Light-Induced Electron Pairing in a Bilayer Structure

TL;DR

This paper provides experimental evidence for charged bosonic states in bilayer TMDs, highlighting their potential for Bose-Einstein condensation and superconductivity through electrostatic and magnetic measurements.

Contribution

It confirms the existence of doubly charged exciton states as charged bosons in bilayer TMDs using electrostatic and magnetic measurements, advancing understanding of their quantum properties.

Findings

Control of doping density affects population of charged bosons.

Magnetic field dependence shows the bound state is a spin triplet.

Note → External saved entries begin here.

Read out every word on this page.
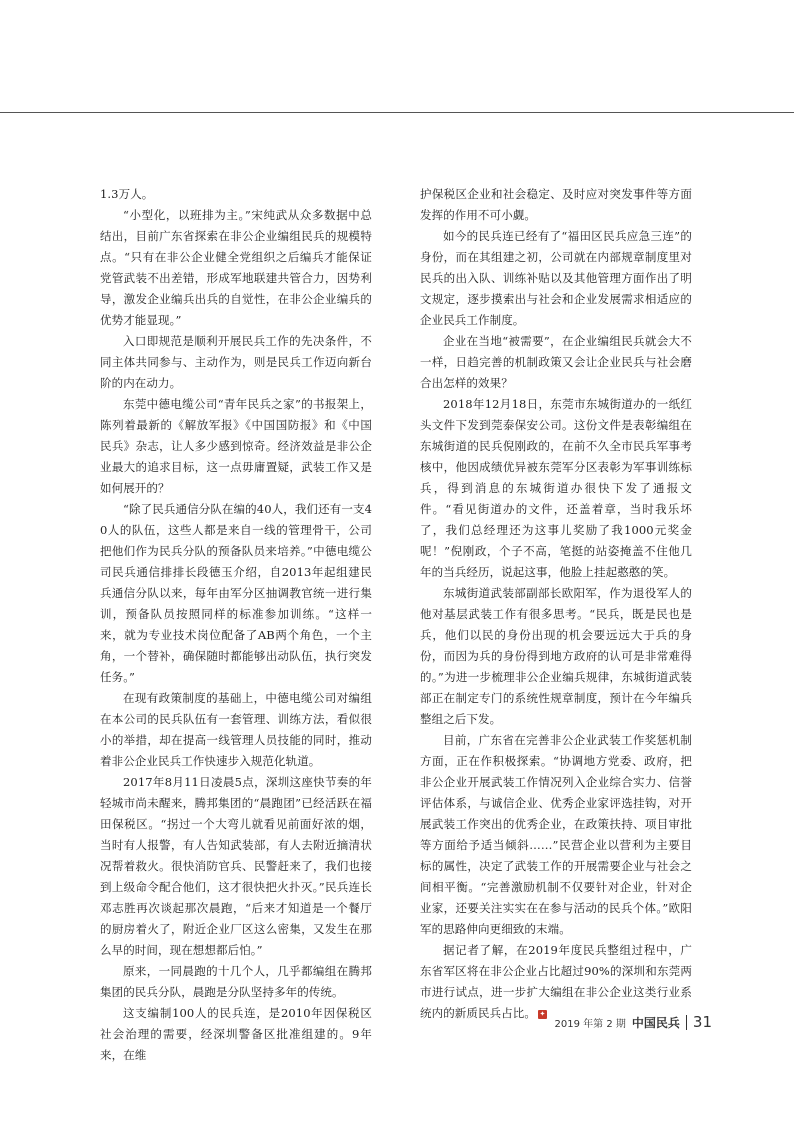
1.3万人。

“小型化，以班排为主。”宋纯武从众多数据中总结出，目前广东省探索在非公企业编组民兵的规模特点。“只有在非公企业健全党组织之后编兵才能保证党管武装不出差错，形成军地联建共管合力，因势利导，激发企业编兵出兵的自觉性，在非公企业编兵的优势才能显现。”

入口即规范是顺利开展民兵工作的先决条件，不同主体共同参与、主动作为，则是民兵工作迈向新台阶的内在动力。

东莞中德电缆公司“青年民兵之家”的书报架上，陈列着最新的《解放军报》《中国国防报》和《中国民兵》杂志，让人多少感到惊奇。经济效益是非公企业最大的追求目标，这一点毋庸置疑，武装工作又是如何展开的？

“除了民兵通信分队在编的40人，我们还有一支40人的队伍，这些人都是来自一线的管理骨干，公司把他们作为民兵分队的预备队员来培养。”中德电缆公司民兵通信排排长段德玉介绍，自2013年起组建民兵通信分队以来，每年由军分区抽调教官统一进行集训，预备队员按照同样的标准参加训练。“这样一来，就为专业技术岗位配备了AB两个角色，一个主角，一个替补，确保随时都能够出动队伍，执行突发任务。”

在现有政策制度的基础上，中德电缆公司对编组在本公司的民兵队伍有一套管理、训练方法，看似很小的举措，却在提高一线管理人员技能的同时，推动着非公企业民兵工作快速步入规范化轨道。

2017年8月11日凌晨5点，深圳这座快节奏的年轻城市尚未醒来，腾邦集团的“晨跑团”已经活跃在福田保税区。“拐过一个大弯儿就看见前面好浓的烟，当时有人报警，有人告知武装部，有人去附近摘清状况帮着救火。很快消防官兵、民警赶来了，我们也接到上级命令配合他们，这才很快把火扑灭。”民兵连长邓志胜再次谈起那次晨跑，“后来才知道是一个餐厅的厨房着火了，附近企业厂区这么密集，又发生在那么早的时间，现在想想都后怕。”

原来，一同晨跑的十几个人，几乎都编组在腾邦集团的民兵分队，晨跑是分队坚持多年的传统。

这支编制100人的民兵连，是2010年因保税区社会治理的需要，经深圳警备区批准组建的。9年来，在维

护保税区企业和社会稳定、及时应对突发事件等方面发挥的作用不可小觑。

如今的民兵连已经有了“福田区民兵应急三连”的身份，而在其组建之初，公司就在内部规章制度里对民兵的出入队、训练补贴以及其他管理方面作出了明文规定，逐步摸索出与社会和企业发展需求相适应的企业民兵工作制度。

企业在当地“被需要”，在企业编组民兵就会大不一样，日趋完善的机制政策又会让企业民兵与社会磨合出怎样的效果？

2018年12月18日，东莞市东城街道办的一纸红头文件下发到莞泰保安公司。这份文件是表彰编组在东城街道的民兵倪刚政的，在前不久全市民兵军事考核中，他因成绩优异被东莞军分区表彰为军事训练标兵，得到消息的东城街道办很快下发了通报文件。“看见街道办的文件，还盖着章，当时我乐坏了，我们总经理还为这事儿奖励了我1000元奖金呢！”倪刚政，个子不高，笔挺的站姿掩盖不住他几年的当兵经历，说起这事，他脸上挂起憨憨的笑。

东城街道武装部副部长欧阳军，作为退役军人的他对基层武装工作有很多思考。“民兵，既是民也是兵，他们以民的身份出现的机会要远远大于兵的身份，而因为兵的身份得到地方政府的认可是非常难得的。”为进一步梳理非公企业编兵规律，东城街道武装部正在制定专门的系统性规章制度，预计在今年编兵整组之后下发。

目前，广东省在完善非公企业武装工作奖惩机制方面，正在作积极探索。“协调地方党委、政府，把非公企业开展武装工作情况列入企业综合实力、信誉评估体系，与诚信企业、优秀企业家评选挂钩，对开展武装工作突出的优秀企业，在政策扶持、项目审批等方面给予适当倾斜……”民营企业以营利为主要目标的属性，决定了武装工作的开展需要企业与社会之间相平衡。“完善激励机制不仅要针对企业，针对企业家，还要关注实实在在参与活动的民兵个体。”欧阳军的思路伸向更细致的末端。

据记者了解，在2019年度民兵整组过程中，广东省军区将在非公企业占比超过90%的深圳和东莞两市进行试点，进一步扩大编组在非公企业这类行业系统内的新质民兵占比。 ✦

2019 年第 2 期 中国民兵 31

Results suggest potential for BEC and superconductivity in the system.

Abstract

Previous experimental and theoretical work has given evidence of the existence of doubly charged exciton states in strongly screened bilayers of transition metal dichalcogenide (TMD) layers. These complexes are important because they are performed electron pairs that can, in principle, undergo Bose-Einstein condensation (BEC), in which case they would also form a new type of superconductor, consisting of stable bosons with net charges. In this paper, we present key electrostatic and magnetic measurements that definitively confirm the existence of these charged bosons. These measurements include 1) continuous control of the doping density with both positive and negative carriers, showing the expected population dependencies on the free carrier density, and 2) measurement of the dependence on the magnetic field, showing that this new bound state is a spin triplet. These results imply that it is promising to look for BEC and superconductivity in this system.